Bollito misto and its many regional variations are eaten throughout Italy; it is popular in Emilia-Romagna, Piedmont, and Lombardy. The meat is sliced thinly and served with mostarda and salsa verde.

==History and description==
One-pot stews have long been common to many cuisines. Those using a mixture of meats include the French pot-au-feu, the Belgian hochepot, the German Pichelsteiner, the Spanish cocido and the South American puchero. Bollito misto is a comparable dish from Italy.
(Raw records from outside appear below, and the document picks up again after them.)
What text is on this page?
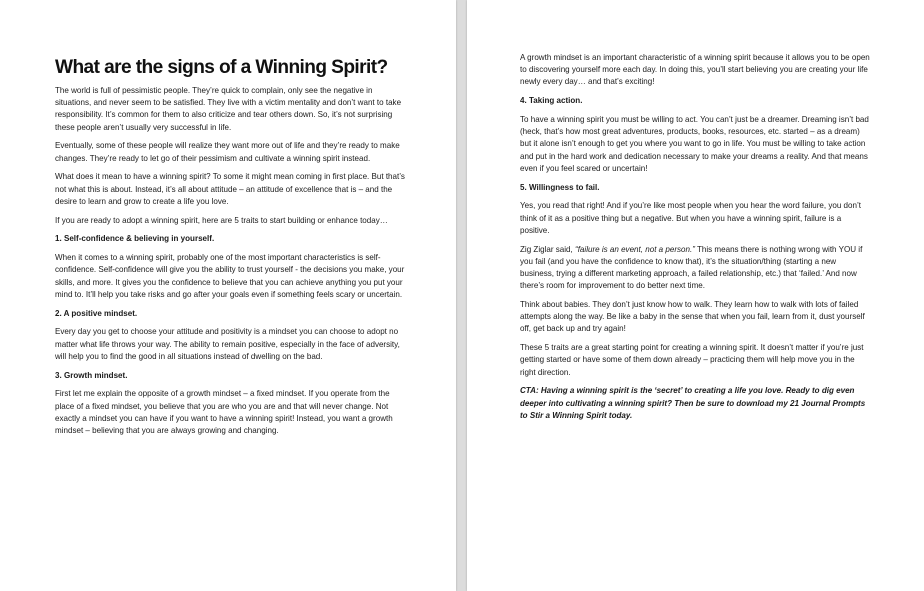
What are the signs of a Winning Spirit?

The world is full of pessimistic people. They’re quick to complain, only see the negative in situations, and never seem to be satisfied. They live with a victim mentality and don’t want to take responsibility. It’s common for them to also criticize and tear others down. So, it’s not surprising these people aren’t usually very successful in life.

Eventually, some of these people will realize they want more out of life and they’re ready to make changes. They’re ready to let go of their pessimism and cultivate a winning spirit instead.

What does it mean to have a winning spirit? To some it might mean coming in first place. But that’s not what this is about. Instead, it’s all about attitude – an attitude of excellence that is – and the desire to learn and grow to create a life you love.

If you are ready to adopt a winning spirit, here are 5 traits to start building or enhance today…

1. Self-confidence & believing in yourself.

When it comes to a winning spirit, probably one of the most important characteristics is self-confidence. Self-confidence will give you the ability to trust yourself - the decisions you make, your skills, and more. It gives you the confidence to believe that you can achieve anything you put your mind to. It’ll help you take risks and go after your goals even if something feels scary or uncertain.

2. A positive mindset.

Every day you get to choose your attitude and positivity is a mindset you can choose to adopt no matter what life throws your way. The ability to remain positive, especially in the face of adversity, will help you to find the good in all situations instead of dwelling on the bad.

3. Growth mindset.

First let me explain the opposite of a growth mindset – a fixed mindset. If you operate from the place of a fixed mindset, you believe that you are who you are and that will never change. Not exactly a mindset you can have if you want to have a winning spirit! Instead, you want a growth mindset – believing that you are always growing and changing.

A growth mindset is an important characteristic of a winning spirit because it allows you to be open to discovering yourself more each day. In doing this, you’ll start believing you are creating your life newly every day… and that’s exciting!

4. Taking action.

To have a winning spirit you must be willing to act. You can’t just be a dreamer. Dreaming isn’t bad (heck, that’s how most great adventures, products, books, resources, etc. started – as a dream) but it alone isn’t enough to get you where you want to go in life. You must be willing to take action and put in the hard work and dedication necessary to make your dreams a reality. And that means even if you feel scared or uncertain!

5. Willingness to fail.

Yes, you read that right! And if you’re like most people when you hear the word failure, you don’t think of it as a positive thing but a negative. But when you have a winning spirit, failure is a positive.

Zig Ziglar said, “failure is an event, not a person.” This means there is nothing wrong with YOU if you fail (and you have the confidence to know that), it’s the situation/thing (starting a new business, trying a different marketing approach, a failed relationship, etc.) that ‘failed.’ And now there’s room for improvement to do better next time.

Think about babies. They don’t just know how to walk. They learn how to walk with lots of failed attempts along the way. Be like a baby in the sense that when you fail, learn from it, dust yourself off, get back up and try again!

These 5 traits are a great starting point for creating a winning spirit. It doesn’t matter if you’re just getting started or have some of them down already – practicing them will help move you in the right direction.

CTA: Having a winning spirit is the ‘secret’ to creating a life you love. Ready to dig even deeper into cultivating a winning spirit? Then be sure to download my 21 Journal Prompts to Stir a Winning Spirit today.
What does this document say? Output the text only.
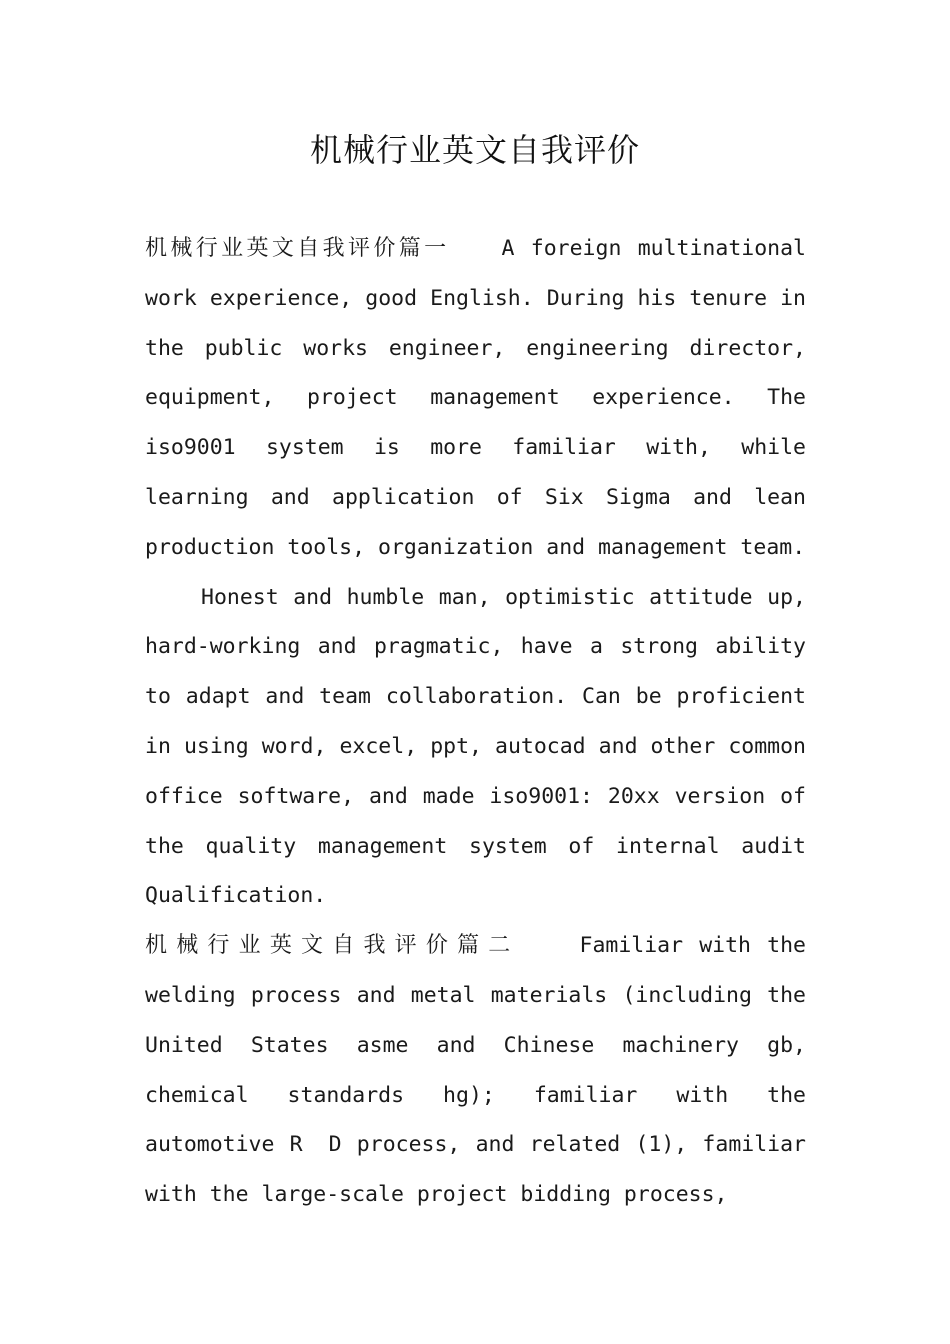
机械行业英文自我评价

机械行业英文自我评价篇一 A foreign multinational work experience, good English. During his tenure in the public works engineer, engineering director, equipment, project management experience. The iso9001 system is more familiar with, while learning and application of Six Sigma and lean production tools, organization and management team.

Honest and humble man, optimistic attitude up, hard-working and pragmatic, have a strong ability to adapt and team collaboration. Can be proficient in using word, excel, ppt, autocad and other common office software, and made iso9001: 20xx version of the quality management system of internal audit Qualification.

机械行业英文自我评价篇二	Familiar with the welding process and metal materials (including the United States asme and Chinese machinery gb, chemical standards hg); familiar with the automotive R　D process, and related (1), familiar with the large-scale project bidding process,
Anna Del Conte writes in her 2001 Gastronomy of Italy that the mixture of meats in a bollito misto varies by locality. In Piedmont and Lombardy beef is the main ingredient, and in Emilia-Romagna pork products—cotechino and zampone—take first place. Del Conte stipulates, "A classic bollito misto should include beef, veal, chicken, tongue, a cotechino and half a calf's head". The meats are added to the pot at different times, depending on how long they take to cook. Chefs and food writers from Italy and elsewhere prescribe widely differing ingredients:

| Cook/writer | Beef | Veal | Poultry | Sausage | Ref |
|---|---|---|---|---|---|
| James Beard | Brisket | Tongue | Capon | Cotechino |  |
| Biba Caggiano | Brisket; tongue (optional) | Rump; calf's head (optional) | Chicken or capon | Cotechino |  |
| Antonio Carluccio | Brisket | Cheek and tongue | Boiling chicken | Cotechino |  |
| Elizabeth David | Silverside | Fillet; calf's head and feet | Capon or turkey | Cotechino |  |
| Hugh Fearnley-Whittingstall | Brisket or shin; tongue | – | Boiling hen | Cotechino |  |
| Rose Gray and Ruth Rogers | Tongue | Silverside (optional) | Capon or boiling fowl | Cotechino or zampone de Modena |  |
| Sophie Grigson | Brisket, flank or shin | Tongue; shoulder or brisket | Chicken | Cotechino and/or zampone |  |
| Marcella Hazan | Brisket or rump; tongue | Brisket or rump; half a calf's head | Chicken | Cotechino |  |
| Alastair Little | Shank; tongue | Shank; foot | Capon or chicken | Cotechino or zampone |  |
| Anton Mosimann | Tongue; brisket, rump or chuck | Shoulder; foot (or pig's trotter) | Chicken | Cotechino |  |
| Claudia Roden | Brisket; tongue | Rump or shoulder; foot (or pig's trotter) | Chicken | Cotechino |  |
| Jody Scaravella | Chuck | Shoulder | Capon or turkey (optional) | Cotechino |  |
| John Torode | Salt beef; tongue | Shank | Chicken | Cotechino |  |
| Alice Waters | Brisket; tongue | – | Chicken legs | Fennel sausages |  |

According to Larousse Gastronomique, the meat is cooked in stock with onions, carrots and celery and served with vegetables such as carrots, turnips and celeriac cooked in a little of the strained stock. Depending on the region, bollito misto is accompanied by different sauces. The two most frequently served are salsa verde and bagnet ross or salsa rossa (a tomato sauce). According to Del Conte, the best-known bollito misto, the Piedmontese gran bui, is served with at least three sauces, with saussa d’avie (made with honey, walnuts and mustard) in addition to salsa verde and salsa rossa. In the Veneto, bollito misto is accompanied by peverada, (Note: A traditional Venetian sauce made from the liver of guinea fowl or chicken, with anchovies and soppressata sausage.) and in Lombardy mostarda di Cremona is served along with salsa verde.

Restaurants that offer bollito misto often serve it from special trolleys with each of the various meats in its separate compartment full of hot stock. The meat is removed from the stock and carved individually for each customer; this prevents the meats from drying out.